Himmlisches und Irdisches. Musica Sacra / Zur Ehre Gottes – und zur Freude der Menschen – öffnet Niederösterreichs ältestes Kirchen musikfest am Samstag seine Pforten. Wie der Himmel klingt? Nach Pauken und Posaunen. Nach Harfen und Schalmeien. Nach Orgelpfeifen und Menschenstimmen.

Erstellt am 01. September 2013 (17:10)
NOEN, FRANZ GLEISS

Wo man die hört? Auf der Erde. In der Kirche.

Dort, wo die himmlischen Töne, also die Kirchenmusik daheim ist, dorthin lädt auch Niederösterreichs ältestes Kirchenmusikfestival schon seit gut 40 Jahren alljährlich im Herbst. In St. Pöltens Dom, ins Lilienfelder und ins Herzogenburger Stift. Und zwar zum Festival „Musica Sacra“. Das hat aber längst nicht nur „Heiliges“ auf dem Programm. Und nicht nur „Altes“.

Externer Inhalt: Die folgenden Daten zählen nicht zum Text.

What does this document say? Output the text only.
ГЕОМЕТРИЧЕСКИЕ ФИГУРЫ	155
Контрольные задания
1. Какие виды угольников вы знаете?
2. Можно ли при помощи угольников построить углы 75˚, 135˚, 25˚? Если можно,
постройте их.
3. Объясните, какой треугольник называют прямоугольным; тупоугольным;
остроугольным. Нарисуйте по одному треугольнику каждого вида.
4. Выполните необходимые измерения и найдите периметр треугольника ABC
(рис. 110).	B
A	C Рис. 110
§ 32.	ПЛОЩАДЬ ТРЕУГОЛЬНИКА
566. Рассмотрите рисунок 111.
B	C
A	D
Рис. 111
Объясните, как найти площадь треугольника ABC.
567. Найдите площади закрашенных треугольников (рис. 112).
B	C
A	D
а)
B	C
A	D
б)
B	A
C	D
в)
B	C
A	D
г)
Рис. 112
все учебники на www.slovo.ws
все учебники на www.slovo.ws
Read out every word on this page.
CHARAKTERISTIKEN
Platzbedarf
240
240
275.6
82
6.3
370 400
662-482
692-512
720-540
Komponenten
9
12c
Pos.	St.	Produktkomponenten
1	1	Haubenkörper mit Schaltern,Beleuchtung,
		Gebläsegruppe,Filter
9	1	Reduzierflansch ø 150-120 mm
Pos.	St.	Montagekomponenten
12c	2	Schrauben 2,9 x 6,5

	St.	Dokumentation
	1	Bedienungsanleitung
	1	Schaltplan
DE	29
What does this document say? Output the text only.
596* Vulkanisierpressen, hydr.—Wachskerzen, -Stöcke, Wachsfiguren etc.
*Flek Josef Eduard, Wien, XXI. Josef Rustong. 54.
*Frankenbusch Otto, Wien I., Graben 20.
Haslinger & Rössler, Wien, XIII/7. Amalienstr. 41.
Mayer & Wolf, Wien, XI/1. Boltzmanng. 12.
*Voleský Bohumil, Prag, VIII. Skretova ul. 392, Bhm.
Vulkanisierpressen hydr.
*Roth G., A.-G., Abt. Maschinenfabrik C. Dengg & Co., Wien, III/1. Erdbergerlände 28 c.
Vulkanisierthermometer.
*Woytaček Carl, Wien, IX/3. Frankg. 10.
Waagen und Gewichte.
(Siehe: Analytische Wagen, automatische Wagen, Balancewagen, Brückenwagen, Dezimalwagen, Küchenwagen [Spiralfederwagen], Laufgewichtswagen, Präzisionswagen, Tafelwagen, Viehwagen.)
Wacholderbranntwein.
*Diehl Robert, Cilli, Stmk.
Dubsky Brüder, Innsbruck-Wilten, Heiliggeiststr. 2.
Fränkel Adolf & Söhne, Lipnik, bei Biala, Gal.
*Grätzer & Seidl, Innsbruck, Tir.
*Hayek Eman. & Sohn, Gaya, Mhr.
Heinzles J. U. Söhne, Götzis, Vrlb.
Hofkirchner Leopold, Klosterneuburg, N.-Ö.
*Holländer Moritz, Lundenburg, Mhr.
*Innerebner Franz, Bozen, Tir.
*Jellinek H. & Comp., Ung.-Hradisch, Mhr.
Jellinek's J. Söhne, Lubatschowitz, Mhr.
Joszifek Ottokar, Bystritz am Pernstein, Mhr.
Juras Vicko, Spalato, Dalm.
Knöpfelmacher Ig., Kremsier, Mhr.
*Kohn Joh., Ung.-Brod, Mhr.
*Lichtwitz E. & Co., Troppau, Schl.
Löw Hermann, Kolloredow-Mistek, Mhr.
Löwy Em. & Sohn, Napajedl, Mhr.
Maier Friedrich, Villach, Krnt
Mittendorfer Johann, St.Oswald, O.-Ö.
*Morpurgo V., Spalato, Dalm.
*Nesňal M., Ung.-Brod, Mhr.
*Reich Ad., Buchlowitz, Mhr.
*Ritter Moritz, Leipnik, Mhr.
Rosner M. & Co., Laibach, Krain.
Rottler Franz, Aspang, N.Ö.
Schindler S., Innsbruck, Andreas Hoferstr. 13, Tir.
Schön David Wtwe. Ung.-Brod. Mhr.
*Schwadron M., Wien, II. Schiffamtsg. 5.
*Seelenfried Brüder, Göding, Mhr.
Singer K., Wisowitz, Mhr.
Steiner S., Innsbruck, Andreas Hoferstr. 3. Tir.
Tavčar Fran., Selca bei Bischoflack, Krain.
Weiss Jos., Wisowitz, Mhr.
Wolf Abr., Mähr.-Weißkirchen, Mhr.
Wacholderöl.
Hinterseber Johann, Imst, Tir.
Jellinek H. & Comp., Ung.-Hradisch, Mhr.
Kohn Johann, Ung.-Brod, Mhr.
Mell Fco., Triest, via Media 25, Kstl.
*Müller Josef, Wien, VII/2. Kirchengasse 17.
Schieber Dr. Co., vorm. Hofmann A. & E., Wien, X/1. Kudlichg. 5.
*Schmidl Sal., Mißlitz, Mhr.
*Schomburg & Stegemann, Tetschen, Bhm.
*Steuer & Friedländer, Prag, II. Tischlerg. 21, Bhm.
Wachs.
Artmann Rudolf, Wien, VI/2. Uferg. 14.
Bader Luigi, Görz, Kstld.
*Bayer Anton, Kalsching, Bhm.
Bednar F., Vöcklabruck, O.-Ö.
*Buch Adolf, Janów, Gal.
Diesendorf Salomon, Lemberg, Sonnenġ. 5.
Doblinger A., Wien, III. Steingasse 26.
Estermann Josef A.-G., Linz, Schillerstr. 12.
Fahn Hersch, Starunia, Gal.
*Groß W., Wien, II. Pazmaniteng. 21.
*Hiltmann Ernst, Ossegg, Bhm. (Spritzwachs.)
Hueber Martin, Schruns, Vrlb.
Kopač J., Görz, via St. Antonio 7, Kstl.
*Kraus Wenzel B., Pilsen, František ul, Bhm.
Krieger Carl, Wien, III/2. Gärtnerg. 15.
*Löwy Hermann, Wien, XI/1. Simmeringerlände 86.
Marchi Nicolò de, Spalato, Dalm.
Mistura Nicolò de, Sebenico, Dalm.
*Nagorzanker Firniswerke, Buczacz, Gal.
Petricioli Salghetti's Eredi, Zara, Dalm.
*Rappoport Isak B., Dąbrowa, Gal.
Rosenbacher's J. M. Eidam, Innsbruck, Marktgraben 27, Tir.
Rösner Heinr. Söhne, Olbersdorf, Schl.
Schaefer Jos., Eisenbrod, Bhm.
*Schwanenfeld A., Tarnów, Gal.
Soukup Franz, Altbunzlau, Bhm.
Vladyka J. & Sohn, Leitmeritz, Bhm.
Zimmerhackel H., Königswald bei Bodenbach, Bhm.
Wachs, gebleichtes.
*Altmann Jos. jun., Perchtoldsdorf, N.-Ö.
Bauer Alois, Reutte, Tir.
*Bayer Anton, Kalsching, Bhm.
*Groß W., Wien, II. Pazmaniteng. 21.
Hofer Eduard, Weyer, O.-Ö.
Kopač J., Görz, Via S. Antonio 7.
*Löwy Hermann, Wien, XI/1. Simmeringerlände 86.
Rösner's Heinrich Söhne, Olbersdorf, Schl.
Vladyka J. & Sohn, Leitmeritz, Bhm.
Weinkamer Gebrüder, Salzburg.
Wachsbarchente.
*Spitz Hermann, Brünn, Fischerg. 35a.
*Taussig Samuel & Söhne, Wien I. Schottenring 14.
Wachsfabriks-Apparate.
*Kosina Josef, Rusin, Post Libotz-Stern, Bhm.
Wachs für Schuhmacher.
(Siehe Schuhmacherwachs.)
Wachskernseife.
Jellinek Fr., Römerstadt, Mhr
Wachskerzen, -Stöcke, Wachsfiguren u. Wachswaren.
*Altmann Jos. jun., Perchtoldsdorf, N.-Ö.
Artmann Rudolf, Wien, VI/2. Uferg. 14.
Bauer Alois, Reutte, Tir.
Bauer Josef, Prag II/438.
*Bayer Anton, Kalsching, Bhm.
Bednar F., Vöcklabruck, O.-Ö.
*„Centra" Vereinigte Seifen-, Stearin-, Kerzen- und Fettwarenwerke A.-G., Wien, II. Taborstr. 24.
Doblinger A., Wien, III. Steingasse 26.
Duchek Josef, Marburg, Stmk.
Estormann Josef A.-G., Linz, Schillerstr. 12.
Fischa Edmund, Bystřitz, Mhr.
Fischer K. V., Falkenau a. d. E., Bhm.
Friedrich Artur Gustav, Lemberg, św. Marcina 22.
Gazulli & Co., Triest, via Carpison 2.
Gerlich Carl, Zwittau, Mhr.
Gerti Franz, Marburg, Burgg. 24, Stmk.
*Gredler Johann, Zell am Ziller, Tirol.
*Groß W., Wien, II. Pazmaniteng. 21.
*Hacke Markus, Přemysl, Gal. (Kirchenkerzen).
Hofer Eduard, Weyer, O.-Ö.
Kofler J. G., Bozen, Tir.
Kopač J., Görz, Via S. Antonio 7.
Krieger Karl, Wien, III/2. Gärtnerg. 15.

Johann Sebastian Bach traf da etwa schon auf Olivier Messiaen (2008), Georg Friedrich Händel auf Wolfgang Mitterer (2011) oder Claudio Monteverdi auf Hannes Raffaseder (2012).

Heuer spannt Domkapellmeister und Festivalleiter Otto Kargl einen mindestens ebenso weiten Bogen – von Anton Bruckner bis zu Judith Unterpertinger. Ersterer, Österreichs vielleicht gewaltigster, sicher aber gläubigster Kirchenmusiker, liegt gleich am Samstag auf dem Notenpult. Und zwar seine Messe in e-moll – die der damals 42-Jährige in ungewöhnlicher Besetzung (acht Stimmen, 15 Bläser) nach einem verschmähten Heiratsantrag komponierte.

Für Oma und eine Heldin des Alten Testaments 

Nicht für eine abhanden gekommene Braut, sondern für eine verstorbene Großmutter und die gleichnamige jüdische Heldin hat eine der jazzigsten unter Österreichs Komponistinnen und Performerinnen ihre „Judith“ geschrieben. „Eine Art Oratorium“ ist Judith Unterpertingers Auftragswerk für das Kirchenmusikfest („das wird auch für uns sehr spannend“, so Otto Kargl). Uraufführung beim Festivalschluss am 12. Oktober.

Dazwischen machen St. Pöltens „Bauchklang“ gemeinsam mit den Vokalisten von Cinquecento einen Ausflug in die Renaissance (am 15. September, ebenfalls im St. Pöltener Dom), begibt sich Bassist Roberto Sensi gemeinsam mit seinem Wiener Piccolo concerto auf Spurensuche nach den Brüdern Haydn (am 21. September in der Lilienfelder Stiftskirche) und lässt das Münchner Ensemble Lyriarte gemeinsam mit einem blutjungen Countertenor ein gerade erst (wieder-)gefundenes Händel-Gloria erklingen (am 6. Oktober in der Herzogenburger Stiftskirche).

Dazu gibt’s wie bei jeder Festivalausgabe vier Gottesdienste – mit Messen von Schubert bis Kratochwil. Und aus einer der vier Radio-Aufzeichnungen, Bruckners e-moll-Messe, soll heuer gemeinsam mit Ö1 auch eine Live-CD produziert werden.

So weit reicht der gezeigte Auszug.